Mesdames et Messieurs, Chers Amis,
2012 a bien sûr été l'année du sommet de Kinshasa. Un sommet important qui a failli ne jamais avoir lieu. Un sommet très attendu en Afrique et pour lequel je me suis battue, persuadée qu'on ne gagne jamais à mener la politique de la chaise vide. Ce sommet a été un véritable succès.
Il a aussi été l'occasion pour la RDC d'adopter deux lois qui permettent renforcer le fonctionnement démocratique de ses institutions démocratiques. C'est une première avancée. D'autres suivront.

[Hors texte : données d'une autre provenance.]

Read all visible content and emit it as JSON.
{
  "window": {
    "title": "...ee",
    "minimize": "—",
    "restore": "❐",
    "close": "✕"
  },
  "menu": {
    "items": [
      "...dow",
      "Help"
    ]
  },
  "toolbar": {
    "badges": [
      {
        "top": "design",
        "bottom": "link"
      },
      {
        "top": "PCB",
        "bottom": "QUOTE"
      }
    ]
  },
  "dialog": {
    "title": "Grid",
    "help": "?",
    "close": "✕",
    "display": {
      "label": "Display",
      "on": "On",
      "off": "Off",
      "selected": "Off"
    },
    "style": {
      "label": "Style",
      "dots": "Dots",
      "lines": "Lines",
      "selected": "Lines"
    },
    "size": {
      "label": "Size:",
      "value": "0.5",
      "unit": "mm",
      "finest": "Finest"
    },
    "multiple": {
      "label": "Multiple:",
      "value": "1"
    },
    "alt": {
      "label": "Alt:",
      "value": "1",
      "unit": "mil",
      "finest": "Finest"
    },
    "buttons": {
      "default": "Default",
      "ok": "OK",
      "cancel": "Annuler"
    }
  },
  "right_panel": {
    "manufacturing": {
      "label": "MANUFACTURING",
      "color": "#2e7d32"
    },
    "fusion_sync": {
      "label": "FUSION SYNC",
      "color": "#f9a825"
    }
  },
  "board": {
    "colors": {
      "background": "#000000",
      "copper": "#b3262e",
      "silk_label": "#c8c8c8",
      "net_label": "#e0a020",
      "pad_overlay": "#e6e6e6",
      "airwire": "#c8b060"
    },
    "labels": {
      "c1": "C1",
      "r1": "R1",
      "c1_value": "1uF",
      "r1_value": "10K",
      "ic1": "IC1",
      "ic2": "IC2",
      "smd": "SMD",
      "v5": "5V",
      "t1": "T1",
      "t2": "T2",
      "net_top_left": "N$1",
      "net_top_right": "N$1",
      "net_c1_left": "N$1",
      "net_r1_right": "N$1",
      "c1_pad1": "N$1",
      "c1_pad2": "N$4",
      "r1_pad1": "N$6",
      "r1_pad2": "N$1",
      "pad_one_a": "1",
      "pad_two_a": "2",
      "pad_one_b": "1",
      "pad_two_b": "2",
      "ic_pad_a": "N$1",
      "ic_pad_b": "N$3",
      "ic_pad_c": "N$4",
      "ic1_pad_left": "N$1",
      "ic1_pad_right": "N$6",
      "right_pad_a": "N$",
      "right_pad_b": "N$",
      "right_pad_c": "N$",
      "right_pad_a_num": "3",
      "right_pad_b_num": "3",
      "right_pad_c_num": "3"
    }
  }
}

Je ne peux pas parler de la République démocratique du Congo sans évoquer la situation dans les Kivus. C'est en juillet 2012 en me rendant sur place que je me suis rendue compte de la gravité de la situation. Une guerre sévissait dans cette région. Une guerre oubliée des écrans radar des grands médias mais une guerre dans laquelle des milliers de femmes étaient violées, abîmées, exclues, contaminées par le Sida. Une guerre où le viol était devenu une stratégie militaire avec une planification et laissant son lot de désolations. Une guerre aussi où les victimes étaient des enfants, violés eux aussi ou enrôlés de force dans des milices ou des groupes armés, forcés à devenir des assassins.
Ce n'était peut être pas mon rôle mais cette guerre, comme d'autres aujourd'hui, se déroulait dans l'espace francophone. Il fallait faire sortir cette guerre du silence qui l'enveloppait. Avec Laurent Fabius, nous avons entrepris de relancer des projets de résolutions aux Nations unies pour condamner ces crimes, l'action des groupes armés et appeler à la paix, à la sécurité et à la stabilité dans cette région. Et ces textes ont été votés par le Conseil de sécurité des Nations unies.
Et c'est pour cela que je me suis rendue à Goma auprès de ces femmes violées au lendemain du Sommet de la Francophonie. Je m'y suis rendue pour témoigner. Je me suis rendue dans un camp de réfugiés qui accueillait plus de 70.000 personnes dans des conditions difficiles. Je suis allée là bas en apportant 2.000.000 euros pour soutenir les agences des Nations unies et les Organisations non gouvernementales. C'est certes une goutte d'eau mais cette goutte d'eau est porteuse d'espoir et de solidarité et a pu aider de nombreuses personnes dans cette situation si difficile.
Vous le comprenez. C'est aussi cette francophonie solidaire que je souhaite défendre. Les grandes crises d'aujourd'hui se déroulent dans l'espace francophone et notre communauté francophone a le devoir de se montrer solidaire des populations.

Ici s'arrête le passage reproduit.